Feita a ressalva de que
não existe ciência nem religião em abstrato, e
restringindo-nos à ciência contemporânea, de matriz
ocidental, e ao cristianismo, penso que há dois ou três
níveis de discussão. Ciência e religião
podem ser consideradas do ponto de vista da epistemologia, enquanto
modos de acesso ao conhecimento. Acredito que será importante
determinar o respectivo objeto de conhecimento, o fundamento da
aceitação ou rejeição desse objeto, as
condições cognitivas e afetivas de acesso ao objeto, a
coerência das construções relativas ao objeto.
Julgo que a diferença básica entre ciência e
religião reside no respectivo objeto: uma realidade não
empírica de caráter intersubjetivo ou uma realidade
empírica de caráter objetivo. Esse primeiro nível
de discussão poderia desdobrar-se em dois, de natureza realmente
distinta: o da relação entre ciência e
religião e o da relação entre ciência e
teologia. Teologia não é religião, e
religião não é teologia, embora tenham a ver uma
com a outra. No extremo, seria possível um teólogo sem
religião, na conhecida atitude filosófica do als ob.
De fato, a teologia não é teologal, no sentido de
alcançar o próprio Deus. A comparação entre
ciência e religião me parece mais natural nesse segundo
nível de discussão, a saber entre duas ciências, a
ciência empírica e a ciência de Deus. Como ambas
são ciências, compartilham das mesmas
suposições e exigências epistemológicas e
constroem-se historicamente. Essa construção
histórica, aliás, é que permite encontros e
desencontros que, no longo prazo, podem se revelar relevantes ou
superficiais. A título de curiosidade, registro a
existência de um periódico editado desde 1988 em Kampen,
Holanda, intitulado Journal of Empirical Theology. Aceito o
segundo nível de discussão, haveria um terceiro, que
é o da pessoa concreta envolvida na pesquisa científica e
na adesão/não adesão religiosa. Esse é um
nível de talvez maior complexidade, porque abrange a pessoa
inteira e não só a atividade mental da
conceituação, da proposição, do
raciocínio. No restante do artigo pretendo elaborar alguns
aspectos de cada um desses níveis de discussão.
Penso que relacionar
religião cristã e ciência ocidental como acessos
específicos às realidades empírica e não
empírica ou meta-empírica é, rigorosamente
falando, um beco sem saída, no qual não se devia entrar.
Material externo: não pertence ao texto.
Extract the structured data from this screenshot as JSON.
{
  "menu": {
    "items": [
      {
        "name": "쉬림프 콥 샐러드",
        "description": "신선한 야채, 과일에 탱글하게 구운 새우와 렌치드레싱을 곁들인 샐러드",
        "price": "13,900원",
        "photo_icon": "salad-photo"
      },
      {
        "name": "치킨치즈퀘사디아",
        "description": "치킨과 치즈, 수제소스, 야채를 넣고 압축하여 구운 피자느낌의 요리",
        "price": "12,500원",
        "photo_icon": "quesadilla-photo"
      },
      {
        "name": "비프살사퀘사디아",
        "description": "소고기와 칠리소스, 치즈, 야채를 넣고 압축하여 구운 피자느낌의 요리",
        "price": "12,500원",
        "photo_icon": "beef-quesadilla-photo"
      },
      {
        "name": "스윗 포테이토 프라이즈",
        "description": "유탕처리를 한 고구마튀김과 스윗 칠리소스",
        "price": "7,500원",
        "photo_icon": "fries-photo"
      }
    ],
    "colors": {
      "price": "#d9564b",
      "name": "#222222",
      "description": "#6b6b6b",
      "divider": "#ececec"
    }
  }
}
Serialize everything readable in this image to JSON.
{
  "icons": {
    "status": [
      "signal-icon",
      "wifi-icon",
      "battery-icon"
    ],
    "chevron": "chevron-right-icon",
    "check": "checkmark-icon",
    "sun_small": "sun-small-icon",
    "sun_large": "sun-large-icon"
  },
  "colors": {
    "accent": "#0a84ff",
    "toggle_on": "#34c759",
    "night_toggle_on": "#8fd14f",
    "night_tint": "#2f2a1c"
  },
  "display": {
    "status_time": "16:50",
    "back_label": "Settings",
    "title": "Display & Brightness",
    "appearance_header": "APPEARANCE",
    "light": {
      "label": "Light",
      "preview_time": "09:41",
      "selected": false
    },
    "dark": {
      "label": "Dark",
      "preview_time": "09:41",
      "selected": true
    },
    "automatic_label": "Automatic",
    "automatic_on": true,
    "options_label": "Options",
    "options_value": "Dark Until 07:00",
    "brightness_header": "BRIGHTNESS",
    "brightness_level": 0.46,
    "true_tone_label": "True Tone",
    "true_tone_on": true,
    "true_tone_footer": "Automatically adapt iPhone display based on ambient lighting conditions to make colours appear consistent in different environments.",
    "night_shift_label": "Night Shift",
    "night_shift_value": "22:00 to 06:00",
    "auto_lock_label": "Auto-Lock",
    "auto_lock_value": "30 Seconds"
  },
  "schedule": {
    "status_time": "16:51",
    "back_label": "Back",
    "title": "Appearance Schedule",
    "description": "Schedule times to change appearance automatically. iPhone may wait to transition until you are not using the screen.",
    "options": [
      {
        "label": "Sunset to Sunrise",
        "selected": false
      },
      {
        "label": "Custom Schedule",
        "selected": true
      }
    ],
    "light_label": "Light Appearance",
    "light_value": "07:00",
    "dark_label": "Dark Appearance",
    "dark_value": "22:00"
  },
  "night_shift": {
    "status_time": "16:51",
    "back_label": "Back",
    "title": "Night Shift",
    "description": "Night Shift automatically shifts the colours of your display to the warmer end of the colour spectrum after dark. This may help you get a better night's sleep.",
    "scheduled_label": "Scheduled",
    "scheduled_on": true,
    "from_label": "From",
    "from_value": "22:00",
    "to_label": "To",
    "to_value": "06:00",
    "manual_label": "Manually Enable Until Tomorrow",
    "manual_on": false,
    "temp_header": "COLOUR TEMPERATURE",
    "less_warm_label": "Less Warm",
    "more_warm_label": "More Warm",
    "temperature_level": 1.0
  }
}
Como não há comunidade de objeto, encontra-se a aporia
bem estabelecida desde Kant. Note-se, aliás, que o melhor
entendimento das provas escolásticas da existência de
Deus, compendiadas nas cinco vias de Santo Tomás de Aquino,
é o de que são provas de conveniência, e não
de demonstração, o que nos levará ao terceiro
nível da discussão. Na melhor das hipóteses, que
ainda não seria uma hipótese boa, a discussão se
desenrolaria, não entre ciência e religião, mas
entre ciência e filosofia. Uma ilustração desse
esforço encontra-se na fervorosa contenda acerca do purpose,
ou finalidade do mundo. Penso que a única maneira de se manter
em nível epistemológico comparável seria retornar
ao postulado de uma estrutura a priori de apreensão do
divino ou do numinoso, proposta por Otto, com raízes em
Schleiermacher e tão influente em Mircea Eliade. Infelizmente,
esse postulado se revelou inoperante, pois que resultava de todo um
envolvimento anterior de Otto com o cristianismo. Talvez o sagrado, de
Eliade, fosse um objeto mais apropriado à
comparação epistemológica, mas para seu
reconhecimento bastam as estruturas de apreensão de uso comum. A
analogia que me ocorre, nesse nível de discussão,
é com a arte. Digo analogia, pois a comparação
falha no essencial. Frente à arte e à religião,
Freud em determinado momento estacou no escrutínio da
psicanálise: essa não tinha recurso para entender o
processo criativo do artista e a grandiosidade da religião.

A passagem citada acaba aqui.